Sébastien (Félix Bossuet) et son grand-père adoré César (Tchéky Karyo).

Belle et Sébastien 3: produit en série ** 1/2

CRITIQUE / Le titre de Belle et Sébastien 3 a le mérite d’être clair. Il s’agit du dernier chapitre et on espère tirer profit du succès des deux premiers volets… On est plus dans la commercialisation que dans le cinéma et ça paraît. Il s’agit d’un produit formaté, bien fait par ailleurs, mais qui verse dans la caricature en cherchant à éviter le piège de la nostalgie.

Le long métrage reprend deux ans après la conclusion de L’aventure continue réalisé par le Québécois Christian Duguay (2016). Après ce détour en forêt axé sur le volet aventures et ode à la nature, les scénaristes Juliette Sales et Fabien Suarez, auteurs des deux premiers films, ramène le spectateur en montagne.

Nous sommes en 1948. Sébastien (Félix Bossuet) a 12 ans et déteste encore l’école. Belle est la mère de trois chiots adorables (c’est cuuuuute, comme disent mes filles). Pierre (Thierry Neuvic) et Angelina (Margaux Châtelier) rêvent d’une autre vie… ailleurs, ce qui implique un déménagement à Montréal!

Le garçon ne veut rien savoir d’abandonner sa chienne, sa montagne et son grand-père adoré César (Tchéky Karyo). Surgit alors Joseph (Clovis Cornillac), qui se prétend l’ancien propriétaire de Belle et réclame son dû. De noir vêtu, l’ordure de série B n’est motivée que par le profit (un méchant capitaliste opposé à la pureté inconditionnelle des sentiments qu’éprouve Sébastien pour Belle).

Sébastien et les chiens trouvent le salut dans la fuite, mais la tempête s’abat sur eux.
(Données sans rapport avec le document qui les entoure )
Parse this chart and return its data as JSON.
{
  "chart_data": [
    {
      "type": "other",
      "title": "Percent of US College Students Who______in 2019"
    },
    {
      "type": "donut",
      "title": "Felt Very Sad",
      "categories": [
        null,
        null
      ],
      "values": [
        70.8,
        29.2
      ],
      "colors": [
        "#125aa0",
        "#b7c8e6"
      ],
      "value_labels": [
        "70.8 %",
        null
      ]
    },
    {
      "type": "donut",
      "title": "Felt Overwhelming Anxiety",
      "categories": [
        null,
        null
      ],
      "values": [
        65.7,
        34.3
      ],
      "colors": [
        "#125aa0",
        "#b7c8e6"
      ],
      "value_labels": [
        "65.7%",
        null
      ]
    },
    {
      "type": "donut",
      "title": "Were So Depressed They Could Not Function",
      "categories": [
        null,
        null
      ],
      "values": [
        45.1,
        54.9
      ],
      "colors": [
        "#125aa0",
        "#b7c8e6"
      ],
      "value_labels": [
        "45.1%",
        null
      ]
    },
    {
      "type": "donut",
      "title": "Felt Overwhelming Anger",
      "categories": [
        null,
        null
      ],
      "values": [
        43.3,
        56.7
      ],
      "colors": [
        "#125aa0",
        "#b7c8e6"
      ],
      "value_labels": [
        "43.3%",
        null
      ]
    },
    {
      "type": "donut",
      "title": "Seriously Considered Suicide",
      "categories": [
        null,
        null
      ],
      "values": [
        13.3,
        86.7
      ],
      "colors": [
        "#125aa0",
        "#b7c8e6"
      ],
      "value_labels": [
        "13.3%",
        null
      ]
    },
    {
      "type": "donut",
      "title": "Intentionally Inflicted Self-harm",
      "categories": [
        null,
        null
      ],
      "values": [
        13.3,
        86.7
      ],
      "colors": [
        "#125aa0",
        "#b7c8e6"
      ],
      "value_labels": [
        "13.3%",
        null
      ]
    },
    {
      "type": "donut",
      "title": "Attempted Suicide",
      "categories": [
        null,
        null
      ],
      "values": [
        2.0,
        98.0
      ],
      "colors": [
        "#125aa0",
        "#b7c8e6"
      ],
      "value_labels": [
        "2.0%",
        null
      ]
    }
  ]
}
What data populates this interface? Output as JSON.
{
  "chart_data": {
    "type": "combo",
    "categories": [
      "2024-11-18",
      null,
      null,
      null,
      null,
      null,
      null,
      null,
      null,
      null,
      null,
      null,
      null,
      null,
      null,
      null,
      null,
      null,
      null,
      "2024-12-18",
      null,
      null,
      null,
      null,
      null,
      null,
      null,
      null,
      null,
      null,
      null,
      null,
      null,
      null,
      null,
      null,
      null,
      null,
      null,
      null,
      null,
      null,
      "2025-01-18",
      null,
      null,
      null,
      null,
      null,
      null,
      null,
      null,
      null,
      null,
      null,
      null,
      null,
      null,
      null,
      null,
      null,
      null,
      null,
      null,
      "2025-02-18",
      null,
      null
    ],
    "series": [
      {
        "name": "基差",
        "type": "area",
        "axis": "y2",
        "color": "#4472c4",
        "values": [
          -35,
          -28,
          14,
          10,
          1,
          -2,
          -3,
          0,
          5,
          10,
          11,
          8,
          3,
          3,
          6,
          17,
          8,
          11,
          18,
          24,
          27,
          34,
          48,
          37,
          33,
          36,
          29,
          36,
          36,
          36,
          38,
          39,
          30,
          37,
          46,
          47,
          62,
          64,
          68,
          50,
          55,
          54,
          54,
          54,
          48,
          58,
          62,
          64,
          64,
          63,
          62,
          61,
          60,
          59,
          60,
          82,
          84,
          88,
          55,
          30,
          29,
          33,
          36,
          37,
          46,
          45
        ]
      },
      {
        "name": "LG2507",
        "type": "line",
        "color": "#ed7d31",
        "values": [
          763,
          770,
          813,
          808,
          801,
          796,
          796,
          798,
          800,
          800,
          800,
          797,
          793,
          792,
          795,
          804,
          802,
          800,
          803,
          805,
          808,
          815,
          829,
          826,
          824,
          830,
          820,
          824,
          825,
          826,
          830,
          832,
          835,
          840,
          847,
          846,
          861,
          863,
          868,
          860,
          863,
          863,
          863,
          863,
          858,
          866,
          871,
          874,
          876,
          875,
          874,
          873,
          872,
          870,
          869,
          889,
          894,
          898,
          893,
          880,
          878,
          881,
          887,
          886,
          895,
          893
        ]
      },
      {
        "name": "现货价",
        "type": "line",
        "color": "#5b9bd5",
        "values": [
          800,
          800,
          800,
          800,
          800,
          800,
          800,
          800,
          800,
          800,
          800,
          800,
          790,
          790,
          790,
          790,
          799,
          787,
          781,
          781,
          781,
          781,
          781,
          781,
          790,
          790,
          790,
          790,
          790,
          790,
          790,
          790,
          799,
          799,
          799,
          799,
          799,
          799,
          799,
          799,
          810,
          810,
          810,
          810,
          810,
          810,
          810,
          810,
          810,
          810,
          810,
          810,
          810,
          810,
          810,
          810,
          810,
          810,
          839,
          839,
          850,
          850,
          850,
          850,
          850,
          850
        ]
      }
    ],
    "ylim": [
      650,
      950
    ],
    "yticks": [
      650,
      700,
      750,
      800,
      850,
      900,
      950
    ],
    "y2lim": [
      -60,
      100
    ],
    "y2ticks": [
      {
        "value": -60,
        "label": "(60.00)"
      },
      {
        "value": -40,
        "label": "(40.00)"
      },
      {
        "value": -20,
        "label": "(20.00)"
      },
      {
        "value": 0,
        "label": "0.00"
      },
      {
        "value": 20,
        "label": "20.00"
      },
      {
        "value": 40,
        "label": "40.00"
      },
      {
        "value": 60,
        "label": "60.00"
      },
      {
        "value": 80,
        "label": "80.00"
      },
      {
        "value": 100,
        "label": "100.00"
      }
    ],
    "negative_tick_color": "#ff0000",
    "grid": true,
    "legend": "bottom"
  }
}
Évidemment, Joseph est à leur poursuite...

À partir de ce moment, il faut vraiment une bonne dose de crédulité pour adhérer à ce scénario cousu de fils blancs. D’autant que Cornillac a adopté pour un suspense «d’horreur» qui tombe singulièrement à plat, pour ne pas dire qu’il est risible (tout comme ses postiches ridicules).

À sa deuxième réalisation après Un peu, beaucoup, aveuglément (2015), l’ex-interprète d’Astérix n’a pas la maîtrise formelle de Dugay ni même celle de Nicolas Vanier, metteur en scène du premier Belle et Sébastien (2014).Ces deux derniers avaient réussi à magnifier la nature, cette fois, ça manque d’altitude. Tout comme le propos.

Bien sûr, nous sommes dans le film familial. Mais est-ce une raison pour avoir des personnages aussi unidimensionnels? Résultat, un manque d’émotion flagrant.

Le dernier chapitre est un divertissement correct, mais il souffre de la comparaison avec les deux premiers. C’est dommage de terminer sur une fausse note.

Belle a accouché de trois chiots.

Au générique

Cote : ** 1/2

Titre : Belle et Sébastien 3 : Le dernier chapitre

Genre : Aventures

Réalisateur : Clovis Cornillac

Acteurs : Félix Bossuet, Tchéky Karyo, Clovis Cornillac

Classement : Général

Durée : 1h30

On aime : les splendides décors naturels. La présence des chiots.

On n’aime pas : le scénario tiré par les cheveux. Le suspense qui tombe à plat.